There is currently no generic version of Caelyx®/Doxil® approved in Europe or Africa, yet statistics indicate that 90 percent of Kaposi Sarcoma cases in the world occur in Africa, according to the Global Cancer Observatory.

L.E.A.F Rwanda was established in 2017 as a subsidiary to improve biotechnology research and manufacture of pharmaceutics.

"The manufacturing of L.E.A.F-1404 will take us a step closer to bringing innovative, safe and affordable anti-cancer drug to patients with breast cancer, ovarian cancer and Kaposi Sarcoma,” Founder and CEO of L.E.A.F Pharmaceuticals, Dr. Clet Niyikiza said in a statement.

“L.E.A.F-1404 will address a key gap in the treatment of patients with Kaposi Sarcoma in Africa who have had very limited or no access to this medicine for more than 20 years now.
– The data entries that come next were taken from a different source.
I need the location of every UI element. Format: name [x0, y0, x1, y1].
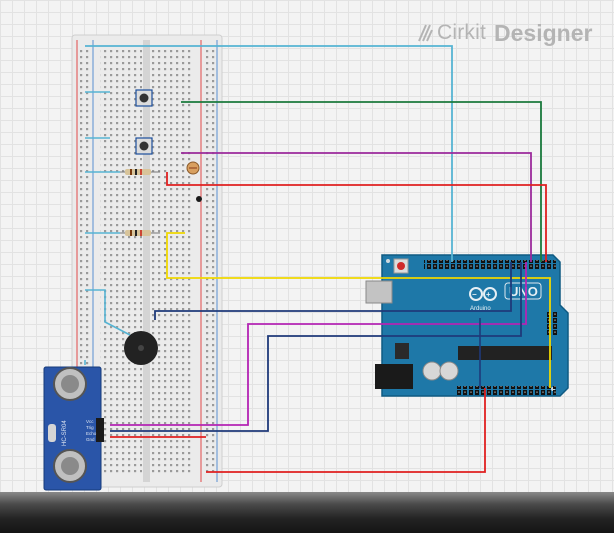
right-rail-holes	[203, 48, 215, 476]
photoresistor[interactable]	[186, 161, 200, 175]
logo-word-cirkit: Cirkit	[437, 21, 487, 44]
cirkit-designer-logo: Cirkit Designer	[417, 18, 592, 48]
cirkit-logo-icon	[418, 24, 433, 42]
pushbutton-1[interactable]	[135, 89, 153, 107]
wire-yellow	[166, 232, 551, 388]
wire-cyan-buzzer	[85, 289, 131, 336]
capacitor-1	[422, 361, 442, 381]
wire-cyan-top	[85, 45, 453, 262]
uno-label: UNO	[509, 284, 538, 299]
sensor-pin-label: Vcc	[86, 419, 94, 424]
arduino-brand-label: Arduino	[470, 306, 491, 312]
piezo-buzzer[interactable]	[124, 331, 158, 365]
bottom-toolbar-strip	[0, 492, 614, 533]
resistor-2[interactable]	[116, 230, 160, 236]
sensor-pin-label: Trig	[86, 425, 94, 430]
ultrasonic-sensor-hcsr04[interactable]: HC-SR04	[43, 366, 104, 491]
uno-logo-box	[504, 282, 542, 300]
wire-magenta-trig	[110, 262, 527, 426]
logo-word-designer: Designer	[494, 19, 593, 46]
digital-header	[424, 260, 556, 270]
icsp-header	[545, 312, 557, 336]
arduino-infinity-icon: − +	[469, 287, 497, 301]
wire-red-top	[166, 172, 547, 262]
wire-green	[181, 101, 542, 262]
led-indicator[interactable]	[196, 196, 202, 202]
dc-power-jack	[375, 364, 413, 389]
wire-red-bottom	[206, 388, 486, 473]
microcontroller-chip	[458, 346, 552, 360]
right-terminal-holes	[152, 48, 194, 476]
power-analog-header	[456, 386, 556, 396]
voltage-regulator	[395, 343, 409, 359]
usb-port	[365, 280, 393, 304]
capacitor-2	[439, 361, 459, 381]
arduino-uno-board[interactable]: UNO − + Arduino	[365, 254, 569, 397]
center-trench	[143, 40, 150, 482]
pushbutton-2[interactable]	[135, 137, 153, 155]
left-terminal-holes	[100, 48, 142, 476]
wire-purple	[181, 152, 532, 262]
sensor-pin-label: Echo	[86, 431, 97, 436]
sensor-pin-label: Gnd	[86, 437, 95, 442]
wire-navy-echo	[110, 262, 522, 432]
svg-text:+: +	[486, 290, 491, 299]
sensor-model-label: HC-SR04	[62, 420, 68, 446]
svg-text:−: −	[472, 290, 477, 299]
resistor-1[interactable]	[116, 169, 160, 175]
wire-navy-buzzer	[154, 262, 512, 320]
While the disease is still taking lives in Africa, it has been virtually eliminated in Western countries.”

L.E.A.F Rwanda plans to market the cancer drug in Africa and Europe, as well as train its pharmacists in the US, in preparation for launching its international standards compliant drug manufacturing plant, in Kigali.

The World Health Organization reports that one of every 10 medicines found in Africa is substandard or falsified – resulting in 100,000 deaths annually.

Cancer is responsible for the deaths of about 5,000 people in Rwanda every year, accounting for 7 percent of deaths in the country, according to the World Health Organisation.

Last year, the disease killed 7662 people, the biggest killers including breast, cervix, prostate, liver and stomach cancers, according to the Global Cancer Observatory.

Over 10700 new cases were diagnosed in 2018 in Rwanda. In the region, Kenya has the highest cancer-related deaths — about 33,000 per year, data from WHO shows. Tanzania comes second with about 28,000 cancer deaths per year, followed by Uganda at about 21,000.